Soccer, life skills for Zandspruit youth

9 November 2011

Working together makes it possible to achieve more – but somebody has to make a start. That’s one of the lessons to be taken from Singcono Masisonke Football Club, which is giving the youngsters of Zandspruit informal settlement much more than just football skills.

It took a long time and many people to play their part to get it where it is today. But it took the vision and initiative of four people in particular to get the ball rolling.

Back in 2009, Pastor Simon Mosia was mentoring a number of teenage boys at the Thandanani House of Refuge in Zandspruit, an informal settlement north-west of Johannesburg, every afternoon, and playing soccer with them.

Mosia then approached two youngsters in the community, Shimi Mathebula and Peter Malinga, to assist him when his workload became too heavy.

Philen Naidu, who was a missionary in the community at that time – having just founded the My Life My Africa Children’s Foundation – joined hands with Shimi and Peter to lend support. They partnered with the Emthonjeni Community Centre, cleaned up a patch of land into a soccer field, and began to develop a football club.

‘Together, we are better off’

The children and youth of Zandspruit have no facilities to keep them occupied in the afternoons and evenings. Without something to keep them occupied, most them spent their time on the streets. This was where the gangs, drugs, alcohol and womanising started, which was destroying the youth.

Naidu explains: “We came up with the name ‘Singcono Masisonke’ (together, we are better off) because we wanted to unify the community. We believe that for the youth to break free of the shackles of poverty and neglect, it is imperative that they build positive and healthy relationships through unity and peace.”

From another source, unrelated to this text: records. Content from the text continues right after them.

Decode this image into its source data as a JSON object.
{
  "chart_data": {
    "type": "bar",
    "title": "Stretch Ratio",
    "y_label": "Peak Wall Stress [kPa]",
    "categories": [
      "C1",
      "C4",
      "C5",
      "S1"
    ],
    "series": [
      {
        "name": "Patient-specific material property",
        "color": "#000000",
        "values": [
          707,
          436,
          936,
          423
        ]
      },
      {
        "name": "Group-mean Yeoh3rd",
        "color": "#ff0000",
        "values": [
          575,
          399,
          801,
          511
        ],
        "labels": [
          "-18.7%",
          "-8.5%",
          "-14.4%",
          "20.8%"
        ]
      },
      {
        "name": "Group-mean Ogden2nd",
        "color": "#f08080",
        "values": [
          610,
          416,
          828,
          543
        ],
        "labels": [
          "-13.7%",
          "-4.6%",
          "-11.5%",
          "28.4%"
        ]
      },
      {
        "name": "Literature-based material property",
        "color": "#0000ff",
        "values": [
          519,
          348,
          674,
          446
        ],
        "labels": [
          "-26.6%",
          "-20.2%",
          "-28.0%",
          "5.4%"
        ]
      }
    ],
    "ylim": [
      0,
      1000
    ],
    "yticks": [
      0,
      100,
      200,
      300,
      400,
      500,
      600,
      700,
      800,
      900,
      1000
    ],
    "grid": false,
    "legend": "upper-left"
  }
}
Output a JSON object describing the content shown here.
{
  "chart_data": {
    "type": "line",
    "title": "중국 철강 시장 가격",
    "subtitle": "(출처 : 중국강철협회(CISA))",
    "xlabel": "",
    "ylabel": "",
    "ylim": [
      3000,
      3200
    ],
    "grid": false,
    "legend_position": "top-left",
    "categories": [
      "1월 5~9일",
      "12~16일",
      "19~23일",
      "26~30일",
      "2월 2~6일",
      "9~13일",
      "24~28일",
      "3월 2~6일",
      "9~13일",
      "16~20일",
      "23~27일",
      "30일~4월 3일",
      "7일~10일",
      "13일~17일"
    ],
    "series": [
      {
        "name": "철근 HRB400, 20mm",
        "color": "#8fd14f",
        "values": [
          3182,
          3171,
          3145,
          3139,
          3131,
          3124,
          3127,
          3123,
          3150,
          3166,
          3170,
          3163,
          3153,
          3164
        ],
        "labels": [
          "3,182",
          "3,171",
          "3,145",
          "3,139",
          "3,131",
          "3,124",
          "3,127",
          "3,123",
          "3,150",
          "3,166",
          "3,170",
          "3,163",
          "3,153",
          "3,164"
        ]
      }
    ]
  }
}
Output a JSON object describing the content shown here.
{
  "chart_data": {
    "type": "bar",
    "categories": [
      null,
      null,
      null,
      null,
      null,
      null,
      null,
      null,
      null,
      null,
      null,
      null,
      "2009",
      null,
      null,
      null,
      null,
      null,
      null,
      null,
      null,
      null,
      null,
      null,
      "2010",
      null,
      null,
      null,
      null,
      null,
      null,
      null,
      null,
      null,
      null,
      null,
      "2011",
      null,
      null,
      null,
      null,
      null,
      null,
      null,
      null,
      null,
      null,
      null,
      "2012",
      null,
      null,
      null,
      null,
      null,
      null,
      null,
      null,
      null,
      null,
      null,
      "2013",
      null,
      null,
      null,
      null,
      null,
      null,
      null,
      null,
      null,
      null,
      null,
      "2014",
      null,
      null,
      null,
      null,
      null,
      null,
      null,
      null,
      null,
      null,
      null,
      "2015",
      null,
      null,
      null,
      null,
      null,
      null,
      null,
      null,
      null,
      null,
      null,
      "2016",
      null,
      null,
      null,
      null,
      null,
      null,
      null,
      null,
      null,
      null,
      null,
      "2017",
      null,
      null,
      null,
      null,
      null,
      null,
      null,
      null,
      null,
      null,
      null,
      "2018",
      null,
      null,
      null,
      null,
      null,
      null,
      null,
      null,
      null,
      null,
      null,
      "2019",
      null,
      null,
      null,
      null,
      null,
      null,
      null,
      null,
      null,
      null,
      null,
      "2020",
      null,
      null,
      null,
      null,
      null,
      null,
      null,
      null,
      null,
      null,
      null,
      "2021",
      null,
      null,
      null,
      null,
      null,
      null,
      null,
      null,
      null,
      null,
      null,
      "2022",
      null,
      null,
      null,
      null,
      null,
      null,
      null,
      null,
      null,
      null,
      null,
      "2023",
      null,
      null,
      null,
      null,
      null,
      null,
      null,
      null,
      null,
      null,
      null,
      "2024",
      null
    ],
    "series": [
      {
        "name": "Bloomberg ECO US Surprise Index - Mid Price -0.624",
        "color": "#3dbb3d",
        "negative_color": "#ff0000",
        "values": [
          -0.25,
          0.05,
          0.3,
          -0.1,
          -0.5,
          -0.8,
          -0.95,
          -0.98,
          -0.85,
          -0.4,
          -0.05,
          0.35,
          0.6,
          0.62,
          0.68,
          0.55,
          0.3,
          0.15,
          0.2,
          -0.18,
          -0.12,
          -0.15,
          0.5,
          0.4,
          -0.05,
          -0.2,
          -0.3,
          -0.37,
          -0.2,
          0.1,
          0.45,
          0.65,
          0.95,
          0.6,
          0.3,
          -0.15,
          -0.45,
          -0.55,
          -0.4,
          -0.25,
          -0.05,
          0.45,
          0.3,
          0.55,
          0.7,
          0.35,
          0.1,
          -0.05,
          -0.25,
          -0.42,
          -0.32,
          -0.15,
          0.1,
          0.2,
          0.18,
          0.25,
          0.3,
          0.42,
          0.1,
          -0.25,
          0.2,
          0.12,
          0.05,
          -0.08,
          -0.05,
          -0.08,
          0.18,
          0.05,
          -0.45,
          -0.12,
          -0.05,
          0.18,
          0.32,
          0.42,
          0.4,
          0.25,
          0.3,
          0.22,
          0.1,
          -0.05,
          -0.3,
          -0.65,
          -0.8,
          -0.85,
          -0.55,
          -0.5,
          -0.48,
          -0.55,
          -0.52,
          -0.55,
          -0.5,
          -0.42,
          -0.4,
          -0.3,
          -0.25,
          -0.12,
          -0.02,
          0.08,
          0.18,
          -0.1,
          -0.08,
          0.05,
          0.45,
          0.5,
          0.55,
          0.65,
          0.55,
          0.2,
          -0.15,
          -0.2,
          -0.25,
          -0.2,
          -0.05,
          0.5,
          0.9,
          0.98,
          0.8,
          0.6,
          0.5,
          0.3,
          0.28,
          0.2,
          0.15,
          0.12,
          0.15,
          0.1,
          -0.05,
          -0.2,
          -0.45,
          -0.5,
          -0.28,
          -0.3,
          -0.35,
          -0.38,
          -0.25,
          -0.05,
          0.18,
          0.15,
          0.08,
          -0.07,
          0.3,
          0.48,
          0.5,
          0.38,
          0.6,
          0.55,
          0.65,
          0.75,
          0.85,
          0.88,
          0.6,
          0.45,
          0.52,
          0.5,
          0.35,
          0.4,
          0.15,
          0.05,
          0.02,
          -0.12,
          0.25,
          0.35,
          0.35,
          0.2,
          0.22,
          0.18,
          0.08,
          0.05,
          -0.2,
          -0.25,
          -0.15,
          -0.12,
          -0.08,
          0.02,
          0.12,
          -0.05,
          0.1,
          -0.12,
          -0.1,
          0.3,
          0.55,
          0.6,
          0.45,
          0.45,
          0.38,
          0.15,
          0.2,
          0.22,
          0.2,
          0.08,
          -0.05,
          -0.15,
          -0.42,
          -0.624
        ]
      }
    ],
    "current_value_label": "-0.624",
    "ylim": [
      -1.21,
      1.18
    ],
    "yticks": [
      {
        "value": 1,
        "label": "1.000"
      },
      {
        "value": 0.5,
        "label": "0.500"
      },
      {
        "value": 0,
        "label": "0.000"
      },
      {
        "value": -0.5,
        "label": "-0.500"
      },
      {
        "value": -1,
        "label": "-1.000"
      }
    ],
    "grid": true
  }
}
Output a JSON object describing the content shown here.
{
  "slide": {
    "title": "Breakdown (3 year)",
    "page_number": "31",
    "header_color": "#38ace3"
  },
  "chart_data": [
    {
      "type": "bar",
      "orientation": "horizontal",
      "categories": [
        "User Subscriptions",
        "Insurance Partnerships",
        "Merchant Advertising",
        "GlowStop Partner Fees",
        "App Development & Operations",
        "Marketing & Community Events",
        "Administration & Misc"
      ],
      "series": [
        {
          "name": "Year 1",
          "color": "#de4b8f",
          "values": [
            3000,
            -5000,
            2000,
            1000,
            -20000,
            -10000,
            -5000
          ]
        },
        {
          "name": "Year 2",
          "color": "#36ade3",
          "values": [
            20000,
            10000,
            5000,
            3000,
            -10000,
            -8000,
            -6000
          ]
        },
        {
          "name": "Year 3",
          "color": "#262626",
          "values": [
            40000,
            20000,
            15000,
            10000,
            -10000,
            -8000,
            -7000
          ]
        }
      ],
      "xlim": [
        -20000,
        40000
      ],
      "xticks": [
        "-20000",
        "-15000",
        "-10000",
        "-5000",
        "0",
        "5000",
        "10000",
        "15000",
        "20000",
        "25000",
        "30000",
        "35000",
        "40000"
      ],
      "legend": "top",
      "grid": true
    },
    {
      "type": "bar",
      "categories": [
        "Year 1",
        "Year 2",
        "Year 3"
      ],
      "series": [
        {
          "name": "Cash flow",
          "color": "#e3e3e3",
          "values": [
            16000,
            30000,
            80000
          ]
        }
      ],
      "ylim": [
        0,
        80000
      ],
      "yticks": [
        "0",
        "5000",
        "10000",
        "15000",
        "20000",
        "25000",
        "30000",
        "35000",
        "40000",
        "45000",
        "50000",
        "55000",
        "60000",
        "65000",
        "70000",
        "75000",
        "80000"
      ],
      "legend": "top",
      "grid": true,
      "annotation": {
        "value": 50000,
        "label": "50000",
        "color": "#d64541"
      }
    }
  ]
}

Currently, there are about 120 boys, aged 9 to 19, who train at Singcono Masisonke Football Club from Monday to Sunday. They have an Under 10, 13, 15 and 17 division. The group also partnered with Golang Education Outreach and look after a number of their children.

Naidu says they are a values-based club and they take their lead from the teachings of the Bible: believing in peace, love, grace, forgiveness and tolerance, but also believing that a person must have a heart that is willing to be re-shaped in order for the group to work with him.

They also partnered with the Panorama Football Club in 2011, and played against Orlando Pirates and Wits this year, together with matches against local schools and clubs in the area.

An extra-mural learning environment

The vision of My Life My Africa is to facilitate and nurture the growth of an extra-mural learning environment and culture for the young people of Zandspruit – to keep them off the streets and steadily equipped them for a bright future.

“Our first boy in the club has reached Grade 12 this year, and we managed to secure him 31 hours of private tuition to help with his preparations for the matric finals,” says Naidu.

“From here, we are planning to implement a sustainable after-school tuition structure to support all high school children with their studies, homework and career planning. We also have a youth gathering every Tuesday evening to go into closer mentorship through life issues that the youth have.

“Our vision is to have a Zandspruit Community that is filled with practical, emotional, spiritual and educational activities and learning opportunities for the youth – Monday to Sunday.”

Shimi and Peter have been sponsored this year to complete their Grade 12. Both have been trained as childcare workers and have been employed by Golang.

The foundation has a few partners who help keep it strong and get things going.

Getting people to engage

Naidu says they need to be “westernised” in how they deal with the westernised sector of society, which is where the funds have to come from. But at the same time they have to be mindful and sensitive to the cultures within the community. This is the challenge.

“Funding is never easy – unless you are a well-established organisation, government and corporate are not even interested in talking to you.

“And then to approach small and medium business, churches, individuals and groups is also frustrating, because people are lavish with praise and vocal support, but to move them from their comfort zones to actually step into Zandspruit to engage with the people is not so easy,” says Naidu.

“It’s difficult to motivate people to give financially unless their hearts have been moved, and this seldom happens if individuals do not engage with the impoverished sector of society.”

What he appreciates most about the project is to watch the visible change come over the faces of youth and young adults in his care. To see them as confused, disruptive and ill-disciplined people when they arrive, and then to watch them grow in humility, service, gratitude and hope is a great reward.

Their focus remains on equipping those who are in their care to be the leaders of the ones who are younger than they are. The vision is to have sufficiently equipped and competent leadership teams in place by the end of 2012, so that all their work in Zandspruit takes on community “ownership”.